To explain further the original local_area_sum() function looked like...

def local_area_sum(binary_map: npt.NDArray, point: list | tuple | npt.NDArray) -> tuple:
    """
    Evaluate the local area around a point in a binary map.
    Parameters
    ----------
    binary_map : npt.NDArray
        Binary array of image.
    point : list | tuple | npt.NDArray
        Coordinates of a point within the binary_map.
    Returns
    -------
    tuple
        Tuple consisting of an array values of the local coordinates around the point and the number of neighbours
        around the point.
    """
    x, y = point
    local_pixels = binary_map[x - 1 : x + 2, y - 1 : y + 2].flatten()
    local_pixels[4] = 0  # ensure centre is 0
    return (local_pixels, local_pixels.sum())

This was prone to problems if the point selected was on the edge of array such as the following...

0 1 0    0 0 0    0 0 1    0 0 0    0 0 0
0 0 0    1 0 0    0 0 0    0 0 0    0 0 0
0 0 0    0 0 0    0 0 0    0 1 0    0 0 1

...as taking slices of and flattening them (binary_map[x -1 : x +2, y - 1: y+2].flatten()) could result in arrays that were < 9 in length and the sum of these would always be less than the maximum possible of 8.

Thus I introduced try: ... except: to capture firstly if a point is on the left or top of an array since you can't take negative indexes. But this didn't capture when points are on the right or bottom of an array and so there is a check made to ensure that the shape of the flattened array has a length of 9, if not and IndexError() is raised.
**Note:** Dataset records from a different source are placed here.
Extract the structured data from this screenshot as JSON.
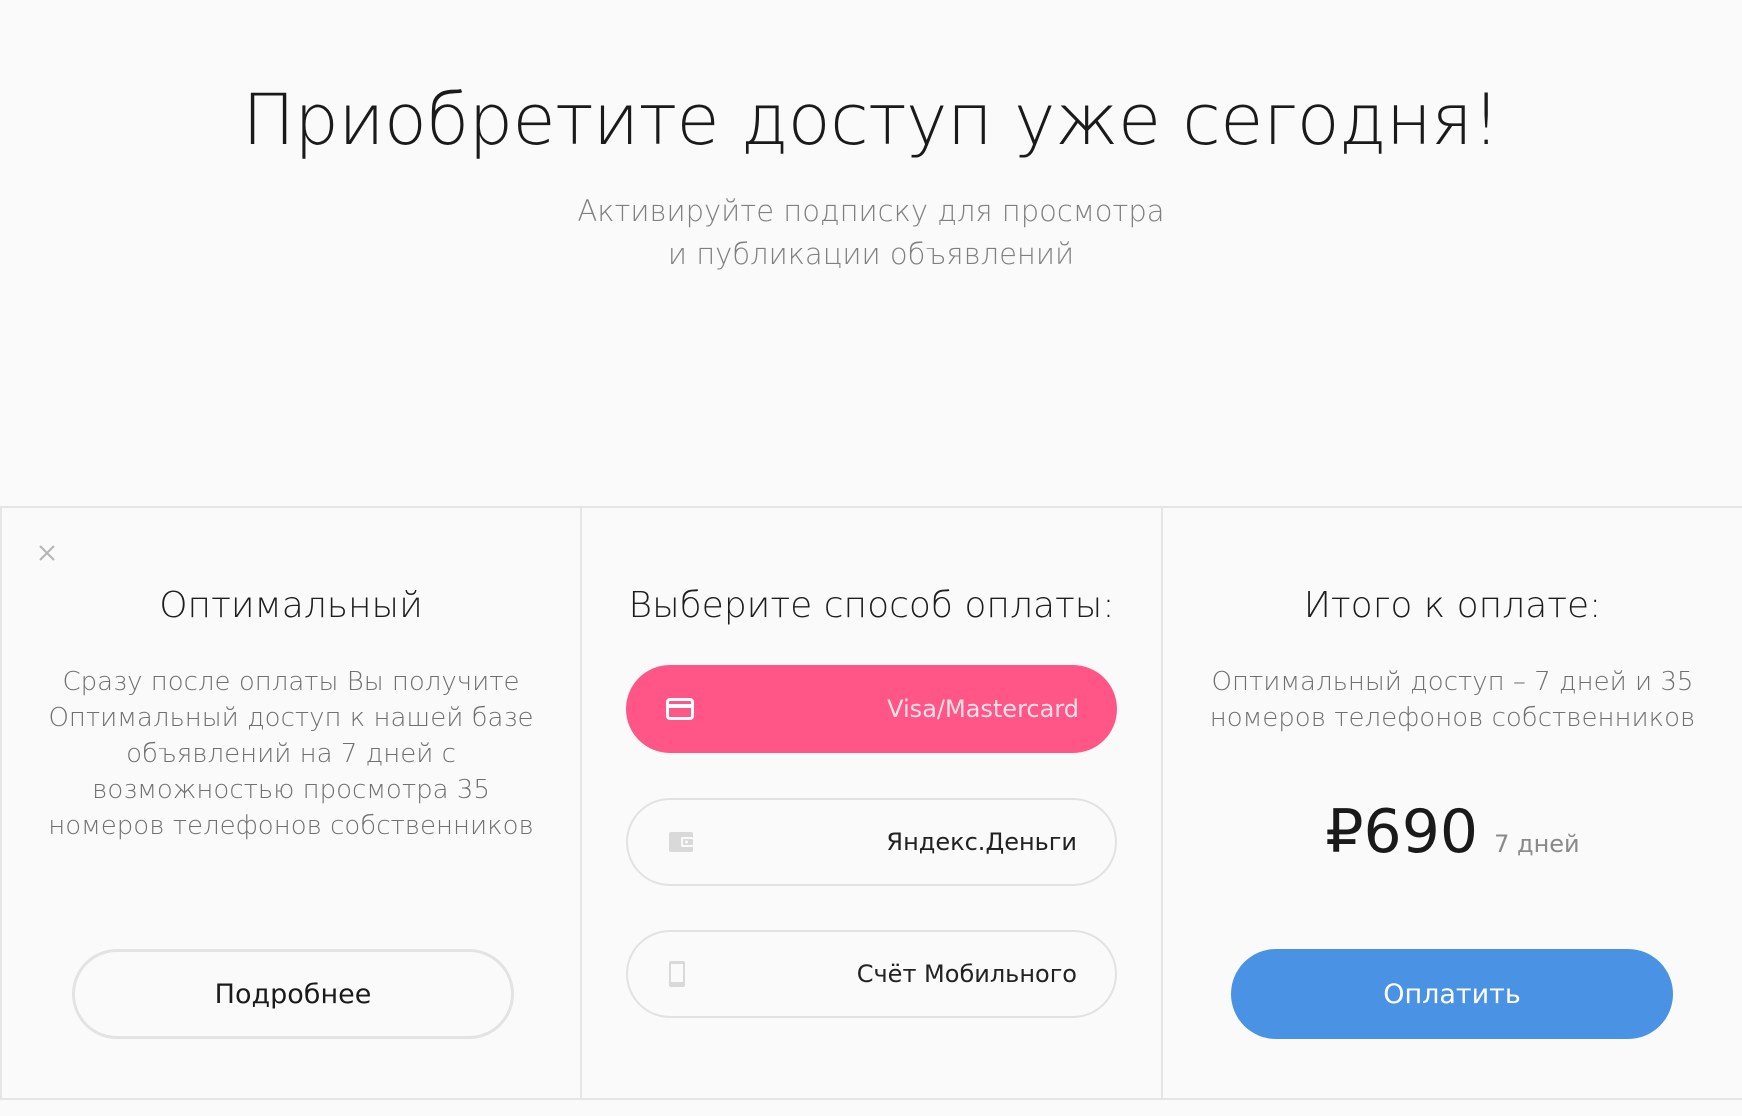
{
  "hero": {
    "title": "Приобретите доступ уже сегодня!",
    "subtitle_line1": "Активируйте подписку для просмотра",
    "subtitle_line2": "и публикации объявлений"
  },
  "plan": {
    "close_icon": "close-icon",
    "title": "Оптимальный",
    "description": "Сразу после оплаты Вы получите Оптимальный доступ к нашей базе объявлений на 7 дней с возможностью просмотра 35 номеров телефонов собственников",
    "details_button": "Подробнее"
  },
  "payment": {
    "title": "Выберите способ оплаты:",
    "options": [
      {
        "label": "Visa/Mastercard",
        "icon": "credit-card-icon",
        "selected": true
      },
      {
        "label": "Яндекс.Деньги",
        "icon": "wallet-icon",
        "selected": false
      },
      {
        "label": "Счёт Мобильного",
        "icon": "mobile-phone-icon",
        "selected": false
      }
    ]
  },
  "summary": {
    "title": "Итого к оплате:",
    "description": "Оптимальный доступ – 7 дней и 35 номеров телефонов собственников",
    "price": "₽690",
    "period": "7 дней",
    "pay_button": "Оплатить"
  },
  "colors": {
    "background": "#fafafa",
    "accent_pink": "#ff5587",
    "accent_blue": "#4a92e4",
    "border": "#e5e5e5"
  }
}
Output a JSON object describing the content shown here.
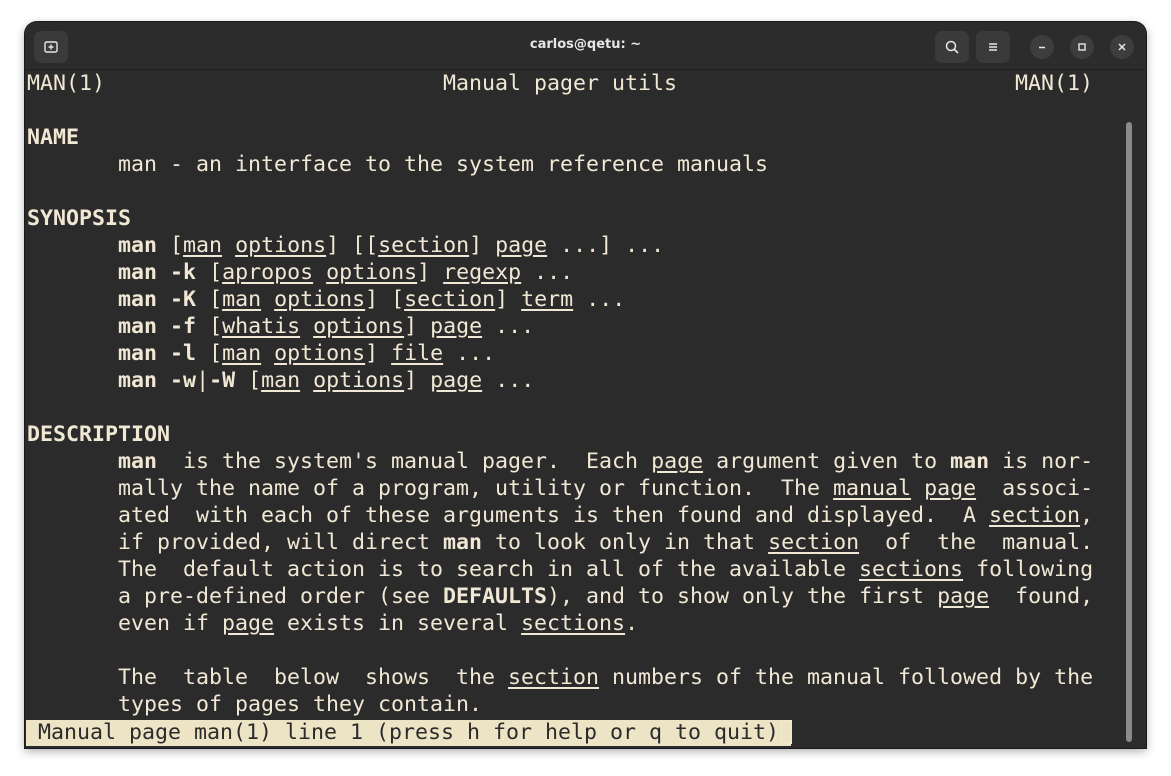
{
  "window": {
    "title": "carlos@qetu: ~"
  },
  "icons": {
    "new_tab": "new-tab-icon",
    "search": "search-icon",
    "menu": "hamburger-menu-icon",
    "minimize": "minimize-icon",
    "maximize": "maximize-icon",
    "close": "close-icon"
  },
  "colors": {
    "terminal_bg": "#2b2b2b",
    "terminal_fg": "#f0e8d4",
    "status_bg": "#ede4c6"
  },
  "man": {
    "header_left": "MAN(1)",
    "header_center": "Manual pager utils",
    "header_right": "MAN(1)",
    "name_heading": "NAME",
    "name_line": "man - an interface to the system reference manuals",
    "synopsis_heading": "SYNOPSIS",
    "description_heading": "DESCRIPTION",
    "status": "Manual page man(1) line 1 (press h for help or q to quit)"
  }
}
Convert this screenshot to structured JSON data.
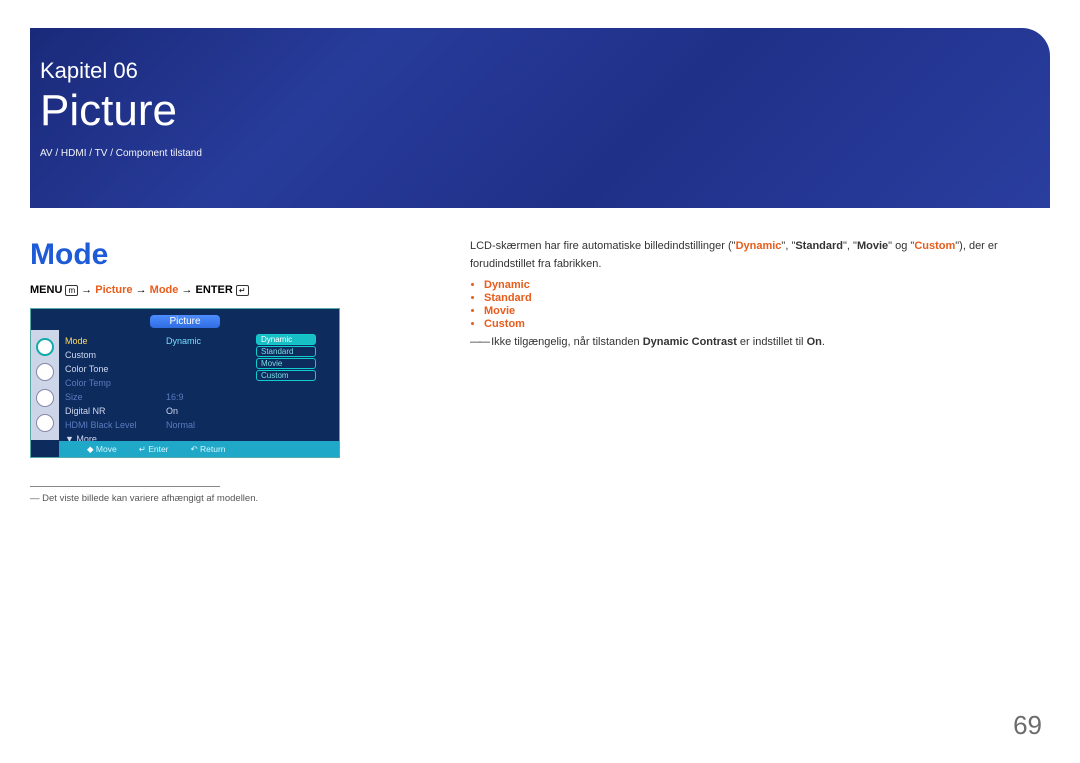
{
  "header": {
    "chapter_label": "Kapitel 06",
    "chapter_title": "Picture",
    "mode_line": "AV / HDMI / TV / Component tilstand"
  },
  "left": {
    "heading": "Mode",
    "path_menu": "MENU",
    "path_picture": "Picture",
    "path_mode": "Mode",
    "path_enter": "ENTER",
    "footnote": "Det viste billede kan variere afhængigt af modellen."
  },
  "osd": {
    "title": "Picture",
    "menu": {
      "mode": "Mode",
      "custom": "Custom",
      "color_tone": "Color Tone",
      "color_temp": "Color Temp",
      "size": "Size",
      "digital_nr": "Digital NR",
      "hdmi_black": "HDMI Black Level",
      "more": "▼ More"
    },
    "vals": {
      "mode": "Dynamic",
      "size": "16:9",
      "digital_nr": "On",
      "hdmi_black": "Normal"
    },
    "opts": {
      "dynamic": "Dynamic",
      "standard": "Standard",
      "movie": "Movie",
      "custom": "Custom"
    },
    "foot": {
      "move": "Move",
      "enter": "Enter",
      "return": "Return"
    }
  },
  "right": {
    "para_pre": "LCD-skærmen har fire automatiske billedindstillinger (\"",
    "w_dynamic": "Dynamic",
    "sep1": "\", \"",
    "w_standard": "Standard",
    "sep2": "\", \"",
    "w_movie": "Movie",
    "sep3": "\" og \"",
    "w_custom": "Custom",
    "para_post": "\"), der er forudindstillet fra fabrikken.",
    "bullets": {
      "b1": "Dynamic",
      "b2": "Standard",
      "b3": "Movie",
      "b4": "Custom"
    },
    "note_pre": "Ikke tilgængelig, når tilstanden ",
    "note_mid": "Dynamic Contrast",
    "note_mid2": " er indstillet til ",
    "note_on": "On",
    "note_dot": "."
  },
  "page_number": "69"
}
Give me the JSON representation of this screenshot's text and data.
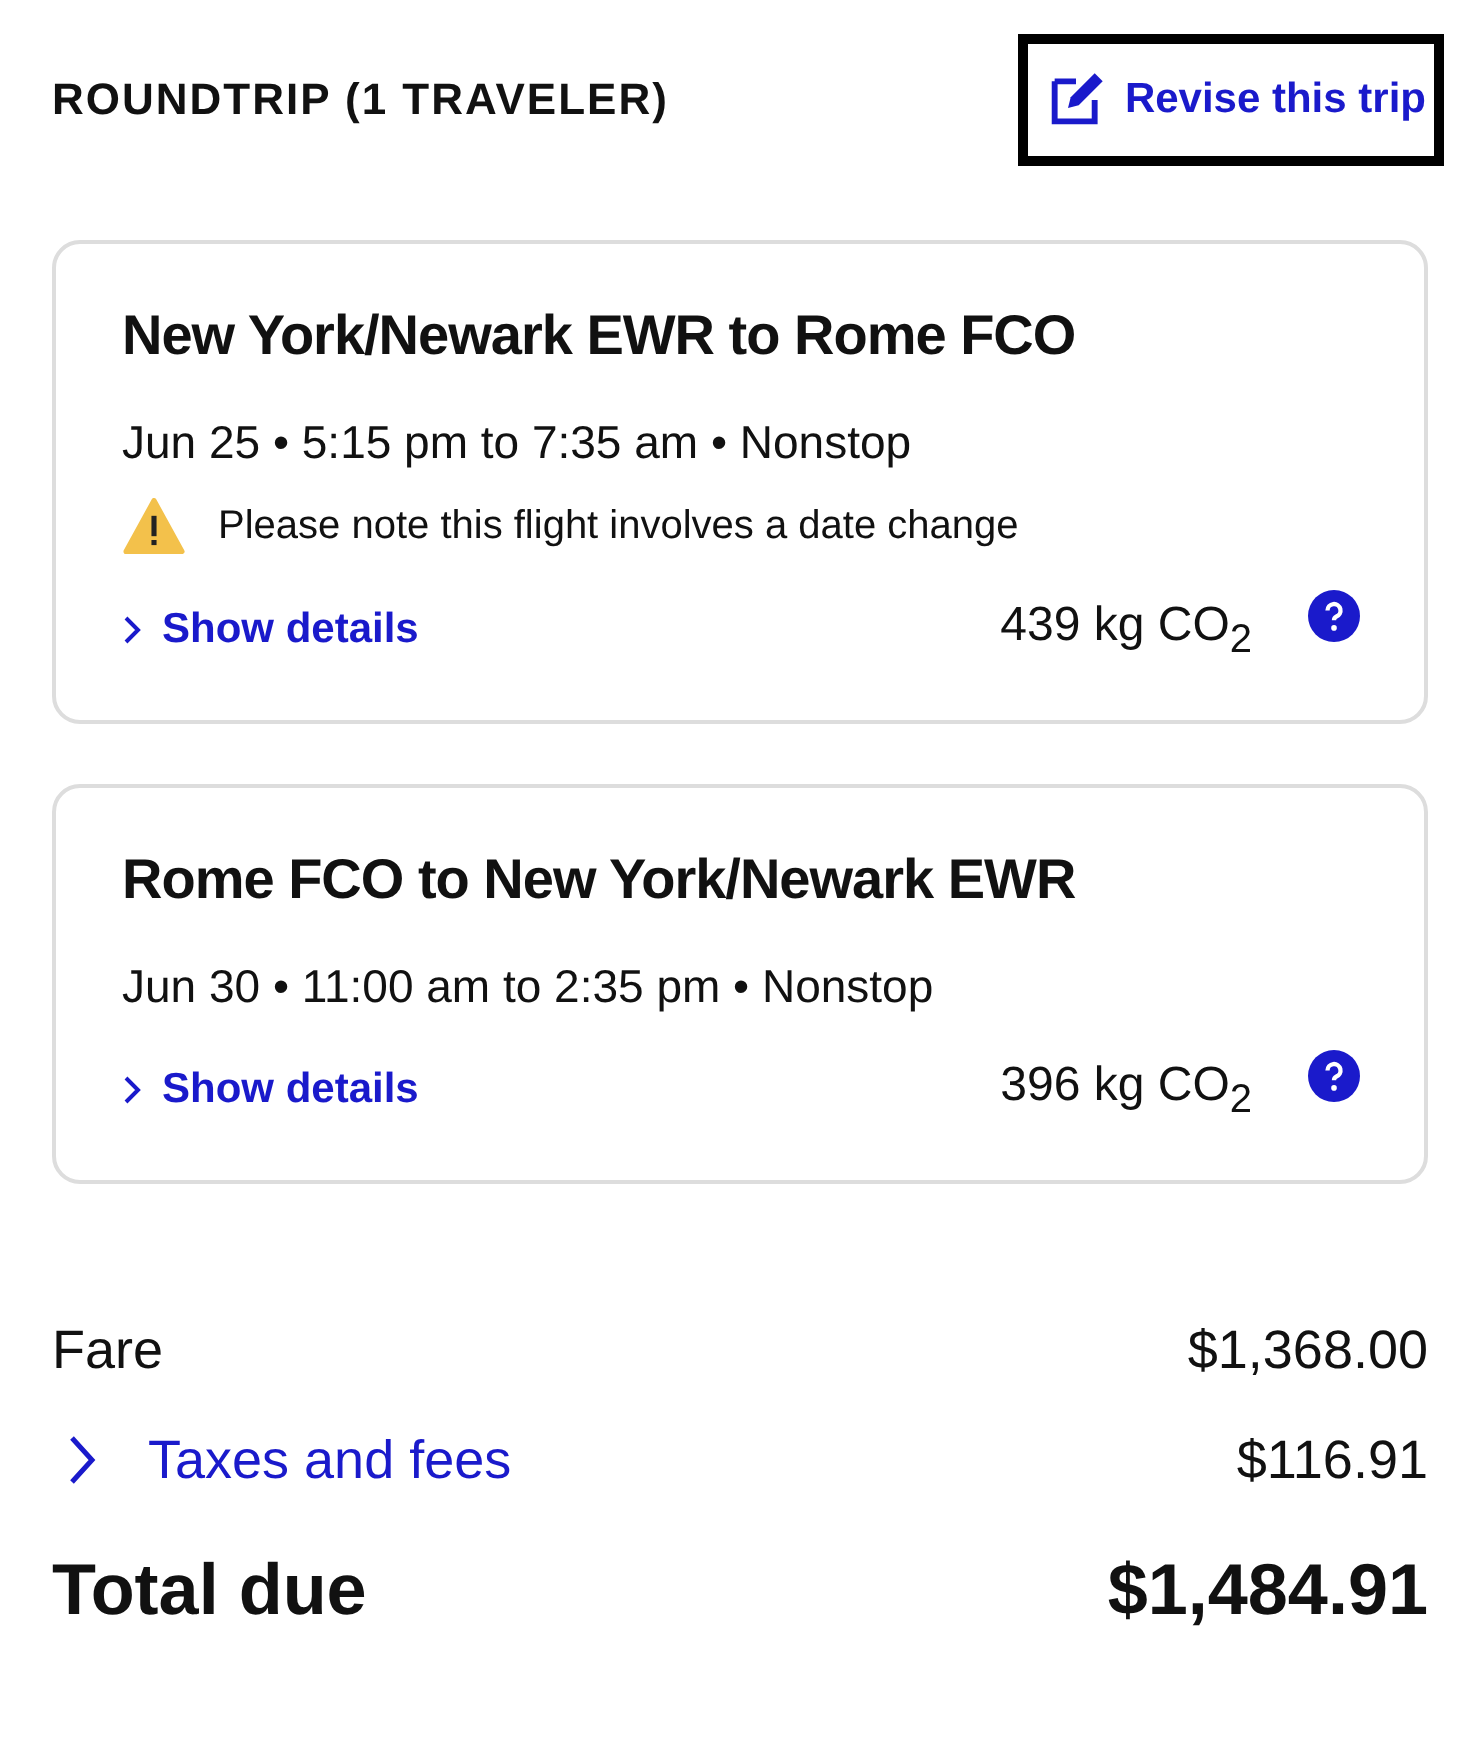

Finally another check is made to ensure the sum of the surrounding points is always <= 8 if not then the supplied array is not binary and so a ValueError is raised.

Background done now an explanation of the tests.

test_local_area_sum()

Tests the function works as expected, it includes a number of parameters where the above errors are expected to be raised and so these carry marks=pytest.mark.xfail() which allows them to fail.

But we want to test why they have failed and so there then more parameterised tests that do this.

test_local_area_sum_value_error()

Tests that ValueError is raised if the point in question or any of its neighbours are not 0 or 1.

test_local_area_sum_index_error()

Tests that IndexError is raised if the point in question is on the edge.

Conclusion

None of these need changing, they are testing what I intended them to.